Their cows are a herd of very friendly and sometimes precocious Jerseys. Each has her own name and stanchion in the barn during milking. They choose Jerseys for their ability to produce milk on a 100% grass-fed diet. High fiber and mineral-rich grasses, legumes, and forages are available to the cows always in the lush, rotationally grazed pastures of summer and the sweet hay in the winter solar barn.

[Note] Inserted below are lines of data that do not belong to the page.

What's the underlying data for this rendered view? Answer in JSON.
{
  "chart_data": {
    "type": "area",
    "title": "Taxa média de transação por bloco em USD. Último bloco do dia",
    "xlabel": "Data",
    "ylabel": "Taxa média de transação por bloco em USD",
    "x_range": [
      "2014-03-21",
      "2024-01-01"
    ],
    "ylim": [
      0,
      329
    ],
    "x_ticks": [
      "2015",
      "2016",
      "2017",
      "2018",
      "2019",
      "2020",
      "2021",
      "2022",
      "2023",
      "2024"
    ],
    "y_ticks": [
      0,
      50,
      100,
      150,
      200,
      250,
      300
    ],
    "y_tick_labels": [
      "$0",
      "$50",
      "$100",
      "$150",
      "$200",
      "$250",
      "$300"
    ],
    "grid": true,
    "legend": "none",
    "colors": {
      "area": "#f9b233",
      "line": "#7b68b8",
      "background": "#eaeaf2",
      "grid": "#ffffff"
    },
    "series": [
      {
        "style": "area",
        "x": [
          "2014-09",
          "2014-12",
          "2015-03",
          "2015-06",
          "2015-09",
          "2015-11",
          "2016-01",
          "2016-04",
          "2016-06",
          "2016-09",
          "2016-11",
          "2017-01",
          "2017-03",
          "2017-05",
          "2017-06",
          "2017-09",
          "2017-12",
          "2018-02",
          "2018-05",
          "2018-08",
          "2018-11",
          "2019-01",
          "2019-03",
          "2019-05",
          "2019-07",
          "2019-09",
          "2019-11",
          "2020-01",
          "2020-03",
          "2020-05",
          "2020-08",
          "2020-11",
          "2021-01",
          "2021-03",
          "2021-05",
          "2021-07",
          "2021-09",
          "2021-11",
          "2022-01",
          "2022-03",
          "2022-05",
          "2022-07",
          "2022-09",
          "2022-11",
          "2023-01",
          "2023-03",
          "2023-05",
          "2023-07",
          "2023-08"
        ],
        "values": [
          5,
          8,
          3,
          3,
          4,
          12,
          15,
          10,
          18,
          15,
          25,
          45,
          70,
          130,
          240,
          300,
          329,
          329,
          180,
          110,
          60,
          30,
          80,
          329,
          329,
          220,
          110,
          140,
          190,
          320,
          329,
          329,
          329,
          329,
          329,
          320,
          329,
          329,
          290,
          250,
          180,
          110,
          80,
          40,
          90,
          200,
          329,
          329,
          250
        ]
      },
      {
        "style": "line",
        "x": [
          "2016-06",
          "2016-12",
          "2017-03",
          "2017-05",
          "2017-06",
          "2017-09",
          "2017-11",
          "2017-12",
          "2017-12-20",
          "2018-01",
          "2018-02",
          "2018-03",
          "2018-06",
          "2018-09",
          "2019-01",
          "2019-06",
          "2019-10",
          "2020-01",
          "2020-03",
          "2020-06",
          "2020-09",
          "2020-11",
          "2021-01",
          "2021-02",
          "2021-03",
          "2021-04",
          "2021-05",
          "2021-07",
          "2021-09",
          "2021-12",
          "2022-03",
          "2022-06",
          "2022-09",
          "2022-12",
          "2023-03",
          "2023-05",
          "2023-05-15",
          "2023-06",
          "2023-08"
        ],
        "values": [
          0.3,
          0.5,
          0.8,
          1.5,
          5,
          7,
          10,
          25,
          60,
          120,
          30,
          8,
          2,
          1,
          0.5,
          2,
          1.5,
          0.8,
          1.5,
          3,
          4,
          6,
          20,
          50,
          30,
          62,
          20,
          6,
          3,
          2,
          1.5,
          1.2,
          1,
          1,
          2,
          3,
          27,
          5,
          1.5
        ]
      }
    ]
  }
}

Their farming methods have evolved over the years. For the first forty years, they were grain growers and hay producers. Cereal crops such as oats, wheat, and barley, along with row crops like corn and soy fit neatly into their crop rotations with grasses and legumes. From the straw for the animals bedding to the grain the cows ate, everything was grown on the farm. Over the years, as their soil health and fertility increased, the quality of their forages improved until they realized that they could likely reduce the amount of grain that was being fed to the cows. By 2016, they had phased out grains completely and became a 100% grass-fed dairy, rotating the cows on fresh pasture every twelve hours.
Jack Lazor shared on the Butterwork’s Farm blog that, “our transition to 100% grass-fed is well worth it. Despite the fact that we will need more land and sharpened management skills to do this, we are very happy to promote more grass and less grain (and subsequently less tillage) on the land that we steward. More grass means more fibrous root systems in the soil. Less grain means less tillage and better soil health. Less tillage means less burning of fossil fuels and less disturbance to the delicate balance of microorganisms in our soils.
“Our primary goal in farming is to take more carbon dioxide from the atmosphere and through photosynthesis, lock it up in the Earth’s crust as humus and organic matter. Higher carbon levels in the soil are the number one weapon that we as humans have to reduce and eliminate the effects of a changing climate. We are excited to be trying something challenging and new. Our farming practices were already focused on mineralization and soil health which has built a vibrant farm organism. Our switch to 100% grass-fed dairying is taking us to new levels. It is incredibly hard work, but so much fun and what we are learning we want to share with others in the process.”